Individual Submission Summary
Share...

Direct link:

Discriminatory Diplomacy

Fri, October 1, 12:00 to 12:30pm PDT (12:00 to 12:30pm PDT), TBA

Abstract

How do individual diplomats affect foreign policy outcomes? Existing literature has highlighted the importance of their “presence” in the host country in maintaining peace and cooperation between the sending country and the host country. However, it has focused on the sending country’s need to invest in diplomacy; it has yet to investigate the dynamic at the host country’s end. I argue that systemic discrimination against minority diplomats both by the host and sending governments hinders cooperation between the two.

I test my arguments using new datasets of over 3 million previously classified diplomatic documents spanning the period of 1861--1985 introduced by Connelly, Hicks, Jervis, Spirling, and Suong (2019) and public documents on public diplomacy as well as data on diplomatic representation, visits, statements, and appointments.

The new datasets consist of 8 corpora of government documents: six corpora of U government documents and one corpus each from the UK and Brazil. US corpora include the documents from the State Department Central Foreign Policy Files, the Foreign Relations of the United States series, the President’s Daily Briefs, the Henry Kissinger Telephone Conversation Collection, the Hillary Clinton Email Collection, and the Declassified Documents Online collection.

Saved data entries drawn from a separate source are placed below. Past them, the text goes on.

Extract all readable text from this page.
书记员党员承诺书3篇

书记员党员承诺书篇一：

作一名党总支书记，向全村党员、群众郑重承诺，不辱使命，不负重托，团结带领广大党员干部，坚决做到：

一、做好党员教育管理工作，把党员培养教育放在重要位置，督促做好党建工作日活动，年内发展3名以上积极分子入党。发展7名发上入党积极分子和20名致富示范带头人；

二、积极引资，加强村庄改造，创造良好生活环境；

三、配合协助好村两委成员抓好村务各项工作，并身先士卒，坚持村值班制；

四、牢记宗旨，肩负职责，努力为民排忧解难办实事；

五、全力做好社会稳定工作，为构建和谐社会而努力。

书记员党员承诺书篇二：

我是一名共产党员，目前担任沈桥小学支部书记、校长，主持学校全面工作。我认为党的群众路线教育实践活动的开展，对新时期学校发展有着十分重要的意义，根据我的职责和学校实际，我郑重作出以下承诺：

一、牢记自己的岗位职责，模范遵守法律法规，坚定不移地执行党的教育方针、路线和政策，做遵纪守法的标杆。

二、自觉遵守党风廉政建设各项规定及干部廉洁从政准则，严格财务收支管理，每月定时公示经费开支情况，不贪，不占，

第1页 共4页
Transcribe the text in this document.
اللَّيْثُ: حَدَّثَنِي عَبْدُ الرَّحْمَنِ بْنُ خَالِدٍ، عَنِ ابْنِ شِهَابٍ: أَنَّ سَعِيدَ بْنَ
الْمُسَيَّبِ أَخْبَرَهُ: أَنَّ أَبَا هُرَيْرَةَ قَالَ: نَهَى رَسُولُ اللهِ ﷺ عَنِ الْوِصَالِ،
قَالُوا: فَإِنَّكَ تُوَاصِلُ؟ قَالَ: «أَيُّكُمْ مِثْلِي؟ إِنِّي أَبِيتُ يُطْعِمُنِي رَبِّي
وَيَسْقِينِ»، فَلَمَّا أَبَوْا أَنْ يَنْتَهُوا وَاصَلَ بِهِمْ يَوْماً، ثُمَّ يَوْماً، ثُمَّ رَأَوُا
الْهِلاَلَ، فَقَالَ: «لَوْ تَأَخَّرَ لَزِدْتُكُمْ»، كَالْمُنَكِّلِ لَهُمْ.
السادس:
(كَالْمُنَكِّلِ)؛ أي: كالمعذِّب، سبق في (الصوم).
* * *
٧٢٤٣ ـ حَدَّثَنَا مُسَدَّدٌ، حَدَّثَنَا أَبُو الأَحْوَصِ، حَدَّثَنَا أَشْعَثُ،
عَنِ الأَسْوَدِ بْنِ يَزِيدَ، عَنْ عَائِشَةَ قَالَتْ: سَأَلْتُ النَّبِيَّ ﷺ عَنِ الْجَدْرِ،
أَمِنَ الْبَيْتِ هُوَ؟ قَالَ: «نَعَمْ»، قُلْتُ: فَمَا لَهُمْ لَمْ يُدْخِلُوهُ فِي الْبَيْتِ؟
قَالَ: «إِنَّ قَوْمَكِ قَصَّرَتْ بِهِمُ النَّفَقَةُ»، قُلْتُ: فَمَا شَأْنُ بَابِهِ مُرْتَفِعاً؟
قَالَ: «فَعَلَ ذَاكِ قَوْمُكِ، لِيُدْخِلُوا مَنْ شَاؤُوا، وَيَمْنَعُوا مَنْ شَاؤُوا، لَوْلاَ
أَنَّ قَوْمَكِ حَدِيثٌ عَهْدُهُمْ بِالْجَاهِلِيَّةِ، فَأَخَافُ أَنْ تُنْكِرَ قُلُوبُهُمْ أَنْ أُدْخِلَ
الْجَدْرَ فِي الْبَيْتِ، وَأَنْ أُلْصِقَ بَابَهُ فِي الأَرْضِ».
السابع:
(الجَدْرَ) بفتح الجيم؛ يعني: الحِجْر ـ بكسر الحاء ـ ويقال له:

In particular, our Central Foreign Policy File corpus includes full text and associated metadata of the 2,081,276 cables exchanged between and among US diplomatic posts and the State Department’s headquarters in Washington, DC from 1973 to 1979. Our data also includes 209,046 documents from the Foreign Relations of the United States series and their metadata, a published collection chosen by State Department historians as the most important records from across the federal government that spans the period of 1861--1985.

This paper deals with key questions in IR about outcomes of diplomatic actions and the context in which they can be effective. This paper also utilizes new datasets of historical documents with state-of-the-art Natural Language Processing tools and text-as-data approach.